As the chances came and went, I jokingly said to the guy next to me, it was all being set up for another Mane 90+4 winner like at Goodison 2 years ago, especially with Sadio being guilty of missing multiple chances and when the 4 minutes added time went up, anticipation grew that we were about to witness a grandstand finish. With scores of fans heading for the exits evidently forgetting the history of late winners in both the club and Merseyside derby matches, you just had to hope it was coming. Everton decided to try and be clever, making a late substitution following this and as time ebbed away, the referee took note to ensure sufficient time was allocated and it was that added time, where Liverpool would snatch victory.

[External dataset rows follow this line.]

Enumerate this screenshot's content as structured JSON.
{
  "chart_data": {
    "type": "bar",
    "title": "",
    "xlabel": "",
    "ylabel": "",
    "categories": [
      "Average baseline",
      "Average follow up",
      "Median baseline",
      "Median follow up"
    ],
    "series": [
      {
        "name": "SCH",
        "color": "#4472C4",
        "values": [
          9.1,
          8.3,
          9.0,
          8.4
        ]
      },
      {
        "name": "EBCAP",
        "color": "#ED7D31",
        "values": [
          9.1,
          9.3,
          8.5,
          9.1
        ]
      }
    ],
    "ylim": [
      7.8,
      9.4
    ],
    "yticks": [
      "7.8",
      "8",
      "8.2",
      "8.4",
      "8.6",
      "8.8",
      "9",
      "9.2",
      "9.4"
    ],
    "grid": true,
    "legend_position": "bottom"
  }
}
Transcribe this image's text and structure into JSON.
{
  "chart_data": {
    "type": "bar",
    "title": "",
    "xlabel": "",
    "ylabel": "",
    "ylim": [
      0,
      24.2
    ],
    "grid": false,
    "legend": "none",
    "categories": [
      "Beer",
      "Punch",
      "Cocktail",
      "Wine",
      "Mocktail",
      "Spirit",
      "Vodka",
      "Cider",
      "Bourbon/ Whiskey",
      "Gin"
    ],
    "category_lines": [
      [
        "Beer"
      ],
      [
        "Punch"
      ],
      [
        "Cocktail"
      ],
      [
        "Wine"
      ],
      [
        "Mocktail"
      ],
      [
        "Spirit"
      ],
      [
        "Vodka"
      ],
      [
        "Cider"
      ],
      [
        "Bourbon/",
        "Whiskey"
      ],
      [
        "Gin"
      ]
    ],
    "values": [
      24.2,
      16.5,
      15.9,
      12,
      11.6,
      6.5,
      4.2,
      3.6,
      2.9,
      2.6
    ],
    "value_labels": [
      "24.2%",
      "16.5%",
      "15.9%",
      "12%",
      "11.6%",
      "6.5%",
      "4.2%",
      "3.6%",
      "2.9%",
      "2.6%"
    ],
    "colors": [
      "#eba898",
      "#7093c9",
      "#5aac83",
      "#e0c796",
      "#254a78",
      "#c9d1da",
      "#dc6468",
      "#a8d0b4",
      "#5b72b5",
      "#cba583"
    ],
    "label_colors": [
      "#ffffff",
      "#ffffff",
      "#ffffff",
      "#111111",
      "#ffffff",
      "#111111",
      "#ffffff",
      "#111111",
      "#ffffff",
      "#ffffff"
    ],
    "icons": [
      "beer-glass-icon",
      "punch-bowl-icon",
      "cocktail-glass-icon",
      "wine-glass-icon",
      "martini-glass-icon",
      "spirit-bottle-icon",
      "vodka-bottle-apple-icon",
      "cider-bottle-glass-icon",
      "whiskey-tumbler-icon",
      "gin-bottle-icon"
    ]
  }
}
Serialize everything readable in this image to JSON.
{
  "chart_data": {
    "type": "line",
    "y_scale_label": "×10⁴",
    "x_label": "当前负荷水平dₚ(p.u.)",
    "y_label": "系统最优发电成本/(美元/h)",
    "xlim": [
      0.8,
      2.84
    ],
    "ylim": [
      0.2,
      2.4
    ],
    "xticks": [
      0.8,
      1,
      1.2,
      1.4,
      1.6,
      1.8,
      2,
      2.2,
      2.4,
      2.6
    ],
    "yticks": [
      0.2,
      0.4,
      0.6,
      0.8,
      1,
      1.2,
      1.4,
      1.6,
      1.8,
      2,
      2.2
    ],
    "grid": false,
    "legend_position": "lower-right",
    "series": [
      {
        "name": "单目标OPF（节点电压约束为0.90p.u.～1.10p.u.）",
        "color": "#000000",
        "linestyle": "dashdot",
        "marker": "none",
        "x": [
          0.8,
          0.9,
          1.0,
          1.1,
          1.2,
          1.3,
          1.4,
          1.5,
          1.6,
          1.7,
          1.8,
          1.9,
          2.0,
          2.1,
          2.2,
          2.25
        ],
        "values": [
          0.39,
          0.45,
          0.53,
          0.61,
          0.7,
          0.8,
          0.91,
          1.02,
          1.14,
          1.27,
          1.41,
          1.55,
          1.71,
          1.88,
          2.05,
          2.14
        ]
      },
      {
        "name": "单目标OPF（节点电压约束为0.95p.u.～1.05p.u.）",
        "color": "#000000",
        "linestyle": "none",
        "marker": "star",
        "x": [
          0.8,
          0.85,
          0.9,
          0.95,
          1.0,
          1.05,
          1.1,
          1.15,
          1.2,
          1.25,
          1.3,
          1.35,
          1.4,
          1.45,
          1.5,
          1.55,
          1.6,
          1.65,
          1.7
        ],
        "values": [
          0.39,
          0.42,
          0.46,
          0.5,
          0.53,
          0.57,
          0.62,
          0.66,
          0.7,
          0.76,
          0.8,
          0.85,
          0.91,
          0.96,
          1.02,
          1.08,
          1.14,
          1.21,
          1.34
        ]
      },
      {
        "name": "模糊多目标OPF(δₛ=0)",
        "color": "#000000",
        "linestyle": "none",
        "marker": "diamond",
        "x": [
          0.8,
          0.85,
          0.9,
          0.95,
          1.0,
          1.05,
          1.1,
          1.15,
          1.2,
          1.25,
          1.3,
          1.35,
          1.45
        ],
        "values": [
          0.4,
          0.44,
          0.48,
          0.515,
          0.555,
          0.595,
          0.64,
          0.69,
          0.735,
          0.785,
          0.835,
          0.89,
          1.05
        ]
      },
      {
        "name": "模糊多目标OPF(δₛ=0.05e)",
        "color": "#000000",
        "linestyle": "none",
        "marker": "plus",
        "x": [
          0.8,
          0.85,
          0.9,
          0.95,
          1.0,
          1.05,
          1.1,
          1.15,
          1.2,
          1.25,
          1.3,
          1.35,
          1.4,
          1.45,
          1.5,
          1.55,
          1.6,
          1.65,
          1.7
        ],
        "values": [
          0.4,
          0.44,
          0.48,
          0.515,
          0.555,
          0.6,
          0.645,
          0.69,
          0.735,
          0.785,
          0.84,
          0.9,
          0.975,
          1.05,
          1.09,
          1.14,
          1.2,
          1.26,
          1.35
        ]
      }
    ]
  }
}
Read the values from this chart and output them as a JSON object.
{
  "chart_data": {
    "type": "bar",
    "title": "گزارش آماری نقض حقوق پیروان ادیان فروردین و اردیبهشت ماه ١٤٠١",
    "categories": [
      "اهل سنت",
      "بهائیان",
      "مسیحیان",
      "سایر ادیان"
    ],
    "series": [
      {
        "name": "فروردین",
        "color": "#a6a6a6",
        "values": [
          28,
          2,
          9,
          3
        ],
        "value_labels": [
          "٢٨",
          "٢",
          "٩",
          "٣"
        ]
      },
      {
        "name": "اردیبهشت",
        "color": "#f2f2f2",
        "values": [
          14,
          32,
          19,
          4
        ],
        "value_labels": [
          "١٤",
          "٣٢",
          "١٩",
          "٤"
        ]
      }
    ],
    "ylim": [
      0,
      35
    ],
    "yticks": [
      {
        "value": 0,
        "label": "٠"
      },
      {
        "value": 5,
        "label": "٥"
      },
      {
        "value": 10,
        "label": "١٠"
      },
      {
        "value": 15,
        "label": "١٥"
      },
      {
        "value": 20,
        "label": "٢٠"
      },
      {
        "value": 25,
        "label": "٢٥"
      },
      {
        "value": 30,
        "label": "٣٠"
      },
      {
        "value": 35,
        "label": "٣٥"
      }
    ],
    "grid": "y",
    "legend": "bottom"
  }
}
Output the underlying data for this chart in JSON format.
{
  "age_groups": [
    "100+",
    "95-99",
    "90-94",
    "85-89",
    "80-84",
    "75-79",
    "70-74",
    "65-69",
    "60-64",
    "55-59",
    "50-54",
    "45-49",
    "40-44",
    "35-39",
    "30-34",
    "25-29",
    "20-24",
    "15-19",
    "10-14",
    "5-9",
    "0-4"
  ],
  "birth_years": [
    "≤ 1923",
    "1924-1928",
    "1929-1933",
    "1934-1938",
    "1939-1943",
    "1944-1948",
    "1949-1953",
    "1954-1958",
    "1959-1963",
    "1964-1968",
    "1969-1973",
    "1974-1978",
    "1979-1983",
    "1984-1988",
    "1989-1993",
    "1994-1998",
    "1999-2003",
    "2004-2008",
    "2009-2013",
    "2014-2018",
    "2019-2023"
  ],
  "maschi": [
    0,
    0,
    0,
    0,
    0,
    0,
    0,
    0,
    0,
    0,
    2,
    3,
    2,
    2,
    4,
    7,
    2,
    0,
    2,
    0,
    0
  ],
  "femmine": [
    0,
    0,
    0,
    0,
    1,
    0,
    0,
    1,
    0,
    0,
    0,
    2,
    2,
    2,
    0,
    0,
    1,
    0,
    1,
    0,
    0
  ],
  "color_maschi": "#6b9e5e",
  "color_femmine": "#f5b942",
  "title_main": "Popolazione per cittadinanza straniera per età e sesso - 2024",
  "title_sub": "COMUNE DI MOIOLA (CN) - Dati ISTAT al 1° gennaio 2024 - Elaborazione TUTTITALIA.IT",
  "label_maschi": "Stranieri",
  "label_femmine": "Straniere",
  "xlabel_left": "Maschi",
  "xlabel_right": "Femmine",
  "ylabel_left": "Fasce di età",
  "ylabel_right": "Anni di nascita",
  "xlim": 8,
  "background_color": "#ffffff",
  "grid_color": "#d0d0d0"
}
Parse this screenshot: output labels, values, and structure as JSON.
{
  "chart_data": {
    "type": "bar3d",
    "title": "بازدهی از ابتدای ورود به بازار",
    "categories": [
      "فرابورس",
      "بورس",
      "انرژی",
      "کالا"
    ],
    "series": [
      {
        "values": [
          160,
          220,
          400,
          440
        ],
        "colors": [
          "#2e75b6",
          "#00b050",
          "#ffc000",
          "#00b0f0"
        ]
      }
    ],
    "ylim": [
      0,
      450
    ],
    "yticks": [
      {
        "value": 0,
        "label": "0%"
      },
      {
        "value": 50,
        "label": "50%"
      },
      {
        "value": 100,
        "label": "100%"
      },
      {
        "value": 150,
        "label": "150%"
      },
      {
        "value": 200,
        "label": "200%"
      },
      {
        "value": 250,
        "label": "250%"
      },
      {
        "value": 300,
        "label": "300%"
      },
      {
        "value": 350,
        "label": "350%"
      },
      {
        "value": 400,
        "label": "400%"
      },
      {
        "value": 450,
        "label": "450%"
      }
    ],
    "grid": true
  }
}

After a coming together with Richarlison and Gomez, Evertonians decided to start sending missiles onto the pitch and then the recently introduced Kurt Zouma fouled Daniel Sturridge and as everybody bar Alexander-Arnold and Alisson went forward, it was now or never for Liverpool and as a blue flare went from the away section, seemingly celebrating a 0-0 draw, towards the disabled supporters section at the front of the Anfield Road stand, it was the Brazilian goalkeeper who charged towards the half way line and played the pass forward and Alexander-Arnold delivered a ball into the Everton area, the header cleared the ball but not far away and Van Dijk swiped at the ball and what followed seemed to unfold in slow-motion as the ball bounced off the bar away from Pickford’s grasp it fell to Divock Origi who caused absolute scenes in the Kop as he headed home to secure a priceless 3 points.

The jubilation in the Kop continued for several minutes and as the players came to applaud the supporters, there was one name ringing out, met with appreciation from the match winner himself. For Origi, one of his memories of the Merseyside Derby was his great run of form being halted by a disgusting challenge by Funes Mori. He may already have had Merseyside Derby goals to his name but none will come sweeter and for me, I’ve witnessed us pick up late winners and absolutely demolish Everton (4-0 on 2 occasions) but there’s nothing sweeter than picking up a victory in that fashion against those from across the park as their last victory on Anfield remains the opposite side of the millennium in 1999.